Editorial
Cut down to size
Citizens have shown what they think of CPN-UML's actions in recent past.This week, ruling-turned-opposition party CPN-UML finally withdrew its protest in both Houses of Parliament after obstructing the proceedings for eight months. Having begun the obstruction on September 8 last year to protest against Speaker Agni Sapkota's reluctance to expel 14 of its dissident lawmakers who went on to form the CPN (Unified Socialist), the single largest party had reduced the parliamentary process into a street fight. On Tuesday, though, the party suddenly withdrew its protests, claiming that it had decided to "change the nature of our protest" in recognition of the need to hold discussions on the ongoing economic crisis and inflation.
But the CPN-UML is no saint. It is a party that held parliamentary democracy hostage for eight long months simply because it could not suppress its bloated ego. Having been defanged by the Supreme Court for its repeated attempts to choke parliamentary democracy, the party, headed by KP Sharma Oli, had resorted to obstructing the House to show that it could manipulate the parliamentary process as it liked. In doing so, it had hoped that it would gain sympathy from ordinary citizens. However, citizens are not party cadres, and even if they seem to remain silent, they wait for an opportunity to express their voices. And it is elections that serve as the medium through which they express themselves.
And as the election results drip in, it is increasingly getting clear that the citizens have expressed their dissatisfaction with the way the CPN-UML functioned in the recent past. The party still maintains that the popular vote could be with it notwithstanding its imminent defeat in the elections. It failed to acknowledge that the political ground is shifting beneath its feet, and that it has already lost its legitimacy in the eyes of the citizens. By the time this paper went to the press, the CPN-UML had been relegated to a distant second, winning 156 units with 52 leads while the Nepali Congress had won 256 units with 70 leads in chief positions out of 561 units for which the final results have been announced. As the trends show, the Nepali Congress Party is expected to remove the CPN-UML from the position of single largest party, while the Maoist Centre is also expected to make gains in this election at the cost of the CPN-UML.
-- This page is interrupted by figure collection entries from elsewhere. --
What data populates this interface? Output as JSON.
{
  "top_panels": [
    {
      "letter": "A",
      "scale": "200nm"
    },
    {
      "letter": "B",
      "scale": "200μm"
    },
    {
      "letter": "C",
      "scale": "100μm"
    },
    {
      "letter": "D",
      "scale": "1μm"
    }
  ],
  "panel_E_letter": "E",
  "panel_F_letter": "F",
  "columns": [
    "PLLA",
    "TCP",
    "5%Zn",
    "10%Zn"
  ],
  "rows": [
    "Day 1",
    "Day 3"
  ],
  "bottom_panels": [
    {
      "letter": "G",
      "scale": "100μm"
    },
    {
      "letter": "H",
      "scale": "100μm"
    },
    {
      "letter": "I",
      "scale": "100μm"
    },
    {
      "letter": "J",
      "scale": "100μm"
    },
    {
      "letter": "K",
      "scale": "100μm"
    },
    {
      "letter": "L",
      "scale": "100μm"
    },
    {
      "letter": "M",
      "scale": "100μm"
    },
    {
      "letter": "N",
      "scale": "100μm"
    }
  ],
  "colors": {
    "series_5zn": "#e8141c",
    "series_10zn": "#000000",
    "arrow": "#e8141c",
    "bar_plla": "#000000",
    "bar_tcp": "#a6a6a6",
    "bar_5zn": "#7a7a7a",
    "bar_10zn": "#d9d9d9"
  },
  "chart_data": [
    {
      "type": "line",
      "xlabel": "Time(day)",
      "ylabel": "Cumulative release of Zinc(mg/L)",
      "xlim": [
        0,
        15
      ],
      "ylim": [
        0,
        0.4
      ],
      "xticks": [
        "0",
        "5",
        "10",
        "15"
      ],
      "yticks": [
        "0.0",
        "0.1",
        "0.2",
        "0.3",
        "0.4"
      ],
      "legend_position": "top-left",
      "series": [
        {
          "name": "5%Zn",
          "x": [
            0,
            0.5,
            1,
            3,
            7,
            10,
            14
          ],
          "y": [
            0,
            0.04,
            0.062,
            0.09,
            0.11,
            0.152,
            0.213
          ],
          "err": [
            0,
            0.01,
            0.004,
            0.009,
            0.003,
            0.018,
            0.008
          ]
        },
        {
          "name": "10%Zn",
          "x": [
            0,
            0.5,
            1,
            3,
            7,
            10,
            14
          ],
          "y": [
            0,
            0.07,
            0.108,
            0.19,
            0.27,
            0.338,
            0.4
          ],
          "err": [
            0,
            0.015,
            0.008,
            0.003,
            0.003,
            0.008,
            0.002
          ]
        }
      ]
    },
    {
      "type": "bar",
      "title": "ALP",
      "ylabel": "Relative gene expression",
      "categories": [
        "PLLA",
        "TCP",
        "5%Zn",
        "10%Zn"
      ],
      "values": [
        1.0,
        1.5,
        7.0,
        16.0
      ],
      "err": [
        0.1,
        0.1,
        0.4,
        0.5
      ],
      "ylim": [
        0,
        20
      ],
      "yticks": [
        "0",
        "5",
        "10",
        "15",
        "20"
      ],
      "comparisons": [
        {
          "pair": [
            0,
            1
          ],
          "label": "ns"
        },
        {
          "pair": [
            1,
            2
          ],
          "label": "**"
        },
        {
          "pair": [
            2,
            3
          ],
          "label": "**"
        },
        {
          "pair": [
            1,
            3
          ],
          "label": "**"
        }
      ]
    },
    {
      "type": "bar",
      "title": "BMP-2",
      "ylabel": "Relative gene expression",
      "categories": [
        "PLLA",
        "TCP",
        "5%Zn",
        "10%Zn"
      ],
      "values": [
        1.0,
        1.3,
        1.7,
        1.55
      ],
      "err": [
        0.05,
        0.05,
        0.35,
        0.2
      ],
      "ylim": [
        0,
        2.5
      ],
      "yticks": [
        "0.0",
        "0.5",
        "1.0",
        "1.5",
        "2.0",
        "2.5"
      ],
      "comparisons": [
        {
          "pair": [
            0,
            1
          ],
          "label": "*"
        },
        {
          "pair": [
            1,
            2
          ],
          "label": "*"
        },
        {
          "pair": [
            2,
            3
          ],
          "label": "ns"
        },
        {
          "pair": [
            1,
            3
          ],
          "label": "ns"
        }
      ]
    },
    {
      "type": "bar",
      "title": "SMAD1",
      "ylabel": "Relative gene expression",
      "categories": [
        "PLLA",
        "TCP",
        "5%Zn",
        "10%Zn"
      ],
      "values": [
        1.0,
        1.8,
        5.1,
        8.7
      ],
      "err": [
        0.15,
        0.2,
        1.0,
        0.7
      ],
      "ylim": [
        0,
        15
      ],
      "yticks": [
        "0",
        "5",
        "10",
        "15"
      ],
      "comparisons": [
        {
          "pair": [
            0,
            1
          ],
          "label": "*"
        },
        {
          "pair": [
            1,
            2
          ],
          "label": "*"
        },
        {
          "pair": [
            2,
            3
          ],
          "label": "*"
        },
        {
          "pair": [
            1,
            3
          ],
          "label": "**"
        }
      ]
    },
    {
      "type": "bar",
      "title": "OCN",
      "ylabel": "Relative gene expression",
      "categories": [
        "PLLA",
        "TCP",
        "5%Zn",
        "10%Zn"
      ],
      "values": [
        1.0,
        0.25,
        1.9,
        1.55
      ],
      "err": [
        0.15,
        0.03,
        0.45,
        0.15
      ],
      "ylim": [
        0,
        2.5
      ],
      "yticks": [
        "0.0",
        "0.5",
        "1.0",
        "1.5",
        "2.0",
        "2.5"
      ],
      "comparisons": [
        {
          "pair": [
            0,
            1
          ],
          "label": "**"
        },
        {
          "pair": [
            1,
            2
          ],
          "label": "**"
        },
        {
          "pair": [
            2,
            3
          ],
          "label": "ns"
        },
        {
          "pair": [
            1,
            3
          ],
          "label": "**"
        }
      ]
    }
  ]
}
Not one to concede its relegation to the periphery after failing to respect the huge mandate given by the citizens in the first local elections, the CPN-UML has resorted to the old tactic of blaming others, claiming that the ruling coalition had engaged in booth capturing and that the government had harassed its candidates. The party must understand that citizens are in no mood to be gaslighted anymore. Nor are they willing to tolerate its arrogance, for that arrogance comes from the legitimacy of the citizens, and they can take it back periodically. At last, the party seems to have come back to its senses after an electoral shock. Citizens expect that it will behave now onwards and exhibit its allegiance to democracy in practice, for there are more elections that are yet to come when they can show the party its place yet again.